[FOM] Simple historical question
Roger Bishop Jones
rbj at rbjones.com
Sun Jul 22 04:20:32 EDT 2007
On Friday 20 July 2007 19:09, H. Enderton wrote:
> As for your pedagogical point, I quite agree. Now that we have a robust
> theory of computability, I think we can say that the heart of Goedel's
> first incompleteness theorem lies in the fact that true arithmetic is
> not computably enumerable. Of course, in 1931 the computability
> concepts were unavailable.
We had a thread about this a while ago "Disproving Godel's explanation of
incompleteness" when I read that:
> > Godel believed that:
> >
> > (A). The truth predicate of a language cannot be defined in
> > that language.
> >
> > and
> >
> > (B). That (A) explains the incompleteness of arithmetic.

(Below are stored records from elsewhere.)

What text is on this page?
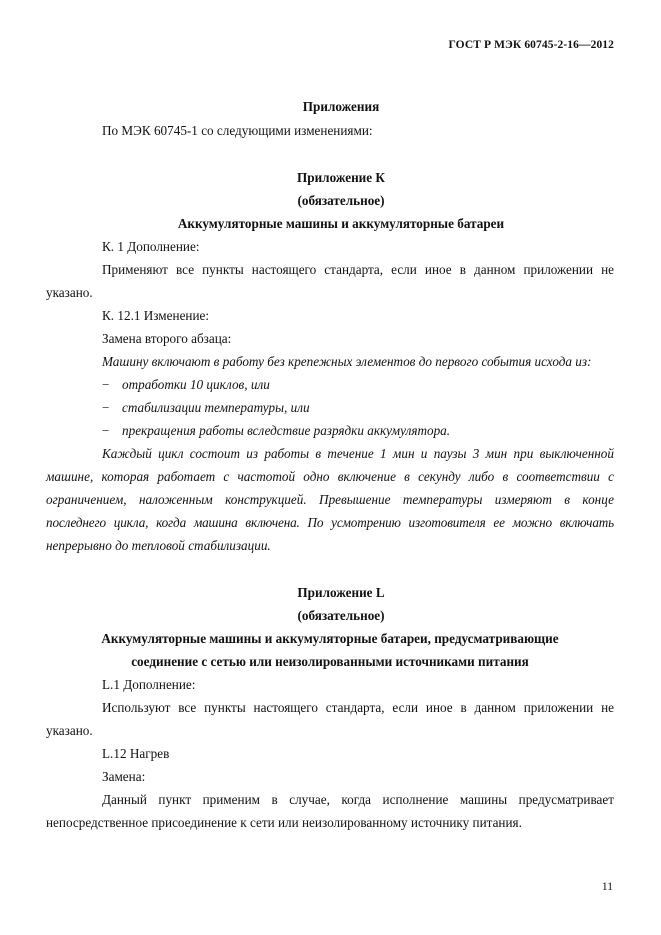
ГОСТ Р МЭК 60745-2-16—2012
Приложения
По МЭК 60745-1 со следующими изменениями:
Приложение К
(обязательное)
Аккумуляторные машины и аккумуляторные батареи
К. 1 Дополнение:
Применяют все пункты настоящего стандарта, если иное в данном приложении не
указано.
К. 12.1 Изменение:
Замена второго абзаца:
Машину включают в работу без крепежных элементов до первого события исхода из:
− отработки 10 циклов, или
− стабилизации температуры, или
− прекращения работы вследствие разрядки аккумулятора.
Каждый цикл состоит из работы в течение 1 мин и паузы 3 мин при выключенной
машине, которая работает с частотой одно включение в секунду либо в соответствии с
ограничением, наложенным конструкцией. Превышение температуры измеряют в конце
последнего цикла, когда машина включена. По усмотрению изготовителя ее можно включать
непрерывно до тепловой стабилизации.
Приложение L
(обязательное)
Аккумуляторные машины и аккумуляторные батареи, предусматривающие
соединение с сетью или неизолированными источниками питания
L.1 Дополнение:
Используют все пункты настоящего стандарта, если иное в данном приложении не
указано.
L.12 Нагрев
Замена:
Данный пункт применим в случае, когда исполнение машины предусматривает
непосредственное присоединение к сети или неизолированному источнику питания.
11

My inclination, contra Goedel, was that "the true reason" is more plausibly
that arithmetic truth is not recursively enumerable, and that his argument
was unsound because premise A is false.
However, a vigorous defence was mounted.
If A is moderated to "arithmetic truth is not arithmetically definable",
then the argument is sound, and can be generalised to give stronger
negative results than that arithmetic truth is not recursively enumerable.
Apparently Godel's discovery of the theorem came via an anticiparion of
Tarski's result on definability, and the publication as an incompleteness
result happened because Godel wanted to avoid a result which involved
semantics (a new and controversial topic).